In 2012, city Inspector General Joseph Ferguson sought access to records from the workers' compensation program to review it for waste and inefficiency. Burke denied Ferguson access to those records, contending they fell outside the watchdog's jurisdiction. That same year, a federal grand jury issued subpoenas for the program's database, injury records, medical assessments and claim investigation records dating to January 2006.

Federal authorities also had subpoenaed similar records, but nothing appeared to have come of those requests.

Federal authorities also sought records from Burke's Finance Committee in 1995 as part of Operation Haunted Hall _ a probe centered on ghost payrolling that led to the convictions of about three dozen elected officials, their political cronies and relatives.

Marie D'Amico, daughter of then-39th Ward Alderman Anthony Laurino, held ghost-payrolling jobs with the Finance Committee from 1991 to 1993, purportedly overseeing workers' compensation claims, federal authorities said at the time. Back then, Burke blamed a dead man _ Horace Lindsay, D'Amico's supervisor at the Finance Committee _ for forging time sheets to cover her behavior.

"I don't supervise the personnel," Burke said then. "Do you expect I should know where everybody is, all 75 or 80 people or whoever's there?"

At the time, officials had been looking closely at Burke since former short-time Alderman Joseph A. Martinez, who was a lawyer in Burke's private law office and onetime Finance Committee employee, pleaded guilty to charges that he held ghost jobs with three City Council committees while working full time for Burke's law firm.

In late 1997, Burke was under investigation again, this time by a federal grand jury. At the time, Burke and 11th Ward Alderman Patrick Huels, the former floor leader for then-Mayor Richard M. Daley, drew the federal heat. The grand jury subpoenaed the two aldermen's campaign finance records, records of their personal campaign committees and financial payments awarded by the Finance Committee and the Transportation Committee, chaired by Huels at the time. Huels recently had resigned after admitting he borrowed $1.25 million from a Daley friend who also was a city contractor.
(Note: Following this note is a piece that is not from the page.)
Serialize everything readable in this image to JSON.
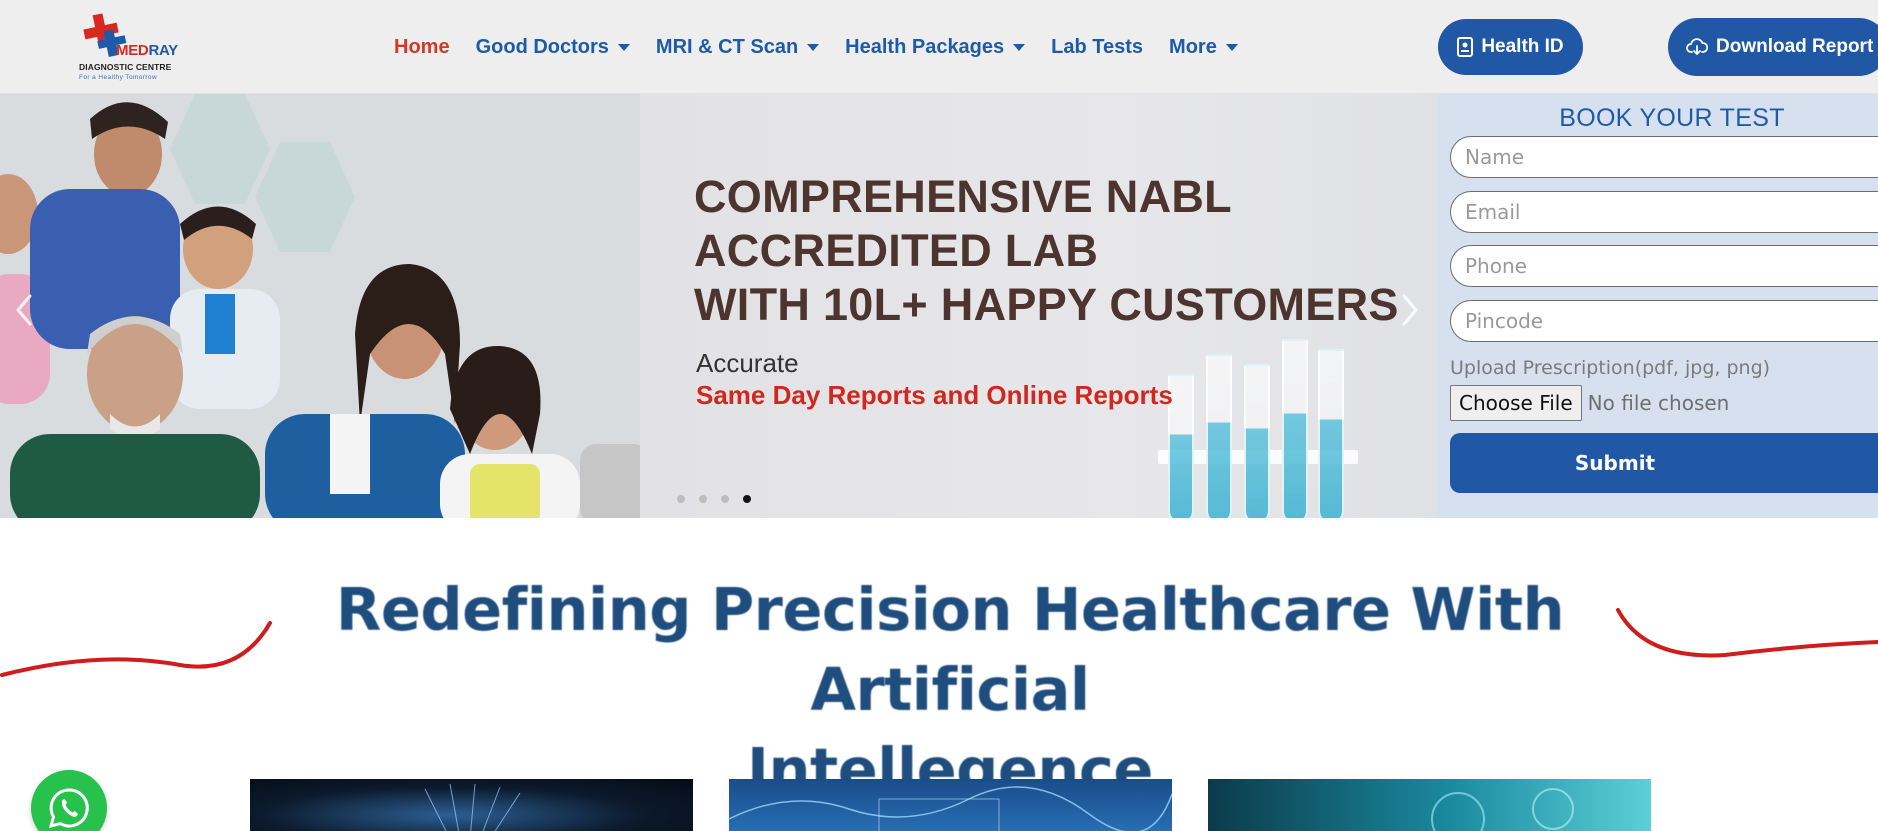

In 1998, federal agents subpoenaed city financial records of payments to Michael Pedicone, a lawyer working for Burke's Finance Committee who also served as president of a security firm that was part of an investigation of City Hall's financial dealings. Burke was the licensee in charge of the security firm, SDI Security Inc. Huels was an owner.

The loan that led to Huels' resignation helped bail out the security guard agency, which owed the Internal Revenue Service for failing to pay federal employment taxes.

At the time, Burke withstood calls to resign, saying Pedicone had been paid $490,000 in legal fees by the committee since 1989, primarily to represent the city in claims filed by employees in work-related accidents.

"I have no intention whatsoever of stepping down," Burke said then, "simply because I have done nothing wrong."